Former Israeli official Merav Ceren, who caused a stir when she was appointed in April to head of the Israel and Iran desk at Trump's National Security Council has lost her position in a agency-wide purge that left "scores" political appointees and career officials cleaning out their desks on Friday.
A former "national security fellow" at the pro-Israel Foundation for the Defense of Democracies, Ceren had said on her resume that said she had previously served in a negotiating role for Israel’s Coordinator for Government Activities in the Territories and Palestinian Authority officials. President Trump had called her a "patriotic American" when her posting was announced.
The rest of those relieved from duty are a mix of political appointees which will be left with no jobs, and career civil servants who had been attached to other agencies (typically, State Department and Pentagon) and will go back to posts at those departments. This all comes at the direction of Marco Rubio, the Secretary of State who has been assigned acting National Security Advisor (and head of NSC) in the wake of Mike Waltz's reassignment to the UN earlier this month.
Rubio has appointed Andy Baker (who works for Vice President JD Vance) and Robert Gabriel (who advises Trump) as his NSC deputies.
The Friday firings should come as no surprise as the administration has been signaling its desire to scale down the White House national security agency which critics say has become too bloated and unwieldy over recent years. The agency inherited from Biden stood at about 215 plus about 180 support staff. That is actually smaller than the Bush II/Obama years, which is when the protraction reportedly began — they had 204 and 222 respectively, according to the Washington Post. In his first term Trump had scaled down to 110 from the previous Obama term.
According to the Post, Trump is aiming to get back down to the Brent Scowcroft years (he served as National Security Advisor to Presidents Reagan and Bush I) and earlier, when NSC's were tight. The NSC is supposed to be "coordinating and implementing work originating in the departments and then ensuring the president’s decisions are implemented,” according to Alexander Gray, who worked in Trump's first NSC.

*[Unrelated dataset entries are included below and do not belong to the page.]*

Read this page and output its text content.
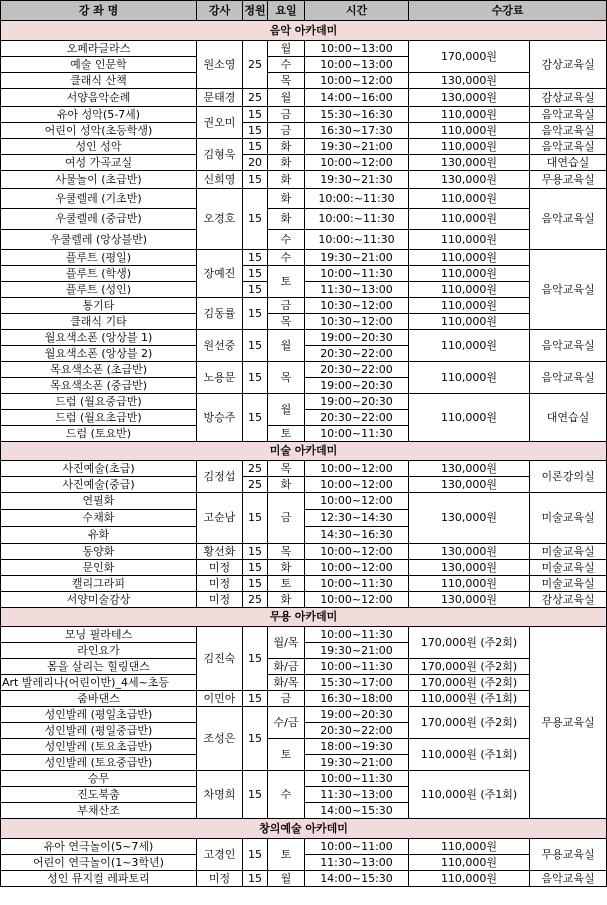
강 좌 명	강사	정원	요일	시간	수강료	
음악 아카데미						
오페라글라스	원소영	25	월	10:00~13:00	170,000원	감상교육실
예술 인문학			수	10:00~13:00		
클래식 산책			목	10:00~12:00	130,000원	
서양음악순례	문태경	25	월	14:00~16:00	130,000원	감상교육실
유아 성악(5-7세)	권오미	15	금	15:30~16:30	110,000원	음악교육실
어린이 성악(초등학생)		15	금	16:30~17:30	110,000원	음악교육실
성인 성악	김형욱	15	화	19:30~21:00	110,000원	음악교육실
여성 가곡교실		20	화	10:00~12:00	130,000원	대연습실
사물놀이 (초급반)	신희영	15	화	19:30~21:30	130,000원	무용교육실
우쿨렐레 (기초반)	오경호	15	화	10:00:~11:30	110,000원	음악교육실
우쿨렐레 (중급반)			화	10:00:~11:30	110,000원	
우쿨렐레 (앙상블반)			수	10:00:~11:30	110,000원	
플루트 (평일)	장예진	15	수	19:30~21:00	110,000원	음악교육실
플루트 (학생)		15	토	10:00~11:30	110,000원	
플루트 (성인)		15		11:30~13:00	110,000원	
통기타	김동률	15	금	10:30~12:00	110,000원	
클래식 기타			목	10:30~12:00	110,000원	
월요색소폰 (앙상블 1)	원선중	15	월	19:00~20:30	110,000원	음악교육실
월요색소폰 (앙상블 2)				20:30~22:00		
목요색소폰 (초급반)	노용문	15	목	20:30~22:00	110,000원	음악교육실
목요색소폰 (중급반)				19:00~20:30		
드럼 (월요중급반)	방승주	15	월	19:00~20:30	110,000원	대연습실
드럼 (월요초급반)				20:30~22:00		
드럼 (토요반)			토	10:00~11:30		
미술 아카데미						
사진예술(초급)	김정섭	25	목	10:00~12:00	130,000원	이론강의실
사진예술(중급)		25	화	10:00~12:00	130,000원	
연필화	고순남	15	금	10:00~12:00	130,000원	미술교육실
수채화				12:30~14:30		
유화				14:30~16:30		
동양화	황선화	15	목	10:00~12:00	130,000원	미술교육실
문인화	미정	15	화	10:00~12:00	130,000원	미술교육실
캘리그라피	미정	15	토	10:00~11:30	110,000원	미술교육실
서양미술감상	미정	25	화	10:00~12:00	130,000원	감상교육실
무용 아카데미						
모닝 필라테스	김진숙	15	월/목	10:00~11:30	170,000원 (주2회)	무용교육실
라인요가				19:30~21:00		
몸을 살리는 힐링댄스			화/금	10:00~11:30	170,000원 (주2회)	
Art 발레리나(어린이반)_4세~초등			화/목	15:30~17:00	170,000원 (주2회)	
줌바댄스	이민아	15	금	16:30~18:00	110,000원 (주1회)	
성인발레 (평일초급반)	조성은	15	수/금	19:00~20:30	170,000원 (주2회)	
성인발레 (평일중급반)				20:30~22:00		
성인발레 (토요초급반)			토	18:00~19:30	110,000원 (주1회)	
성인발레 (토요중급반)				19:30~21:00		
승무	차명희	15	수	10:00~11:30	110,000원 (주1회)	
진도북춤				11:30~13:00		
부채산조				14:00~15:30		
창의예술 아카데미						
유아 연극놀이(5~7세)	고경인	15	토	10:00~11:00	110,000원	무용교육실
어린이 연극놀이(1~3학년)				11:30~13:00	110,000원	
성인 뮤지컬 레파토리	미정	15	월	14:00~15:30	110,000원	음악교육실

Instead the NSC has become its own policymaking power center in the Executive Branch and can been affected by career officials (and support staff) who have burrowed in from earlier administrations. Critics say the career officials can serve as very effective bureaucratic obstacles, especially when they carry conflicting political and foreign policy agendas into the new administration.
Trump's former National Security Advisor Robert O'Brien (Trump had four NSAs in his first term) published an op-ed with Gray last month, which he told NPR was a catalyst for the purge. “We believe the NSC policy staff could be streamlined to 60 people, the same number of NSC staffers that President Dwight D. Eisenhower employed," they wrote. It would seem they are well on their way, and with one less former Israeli government official.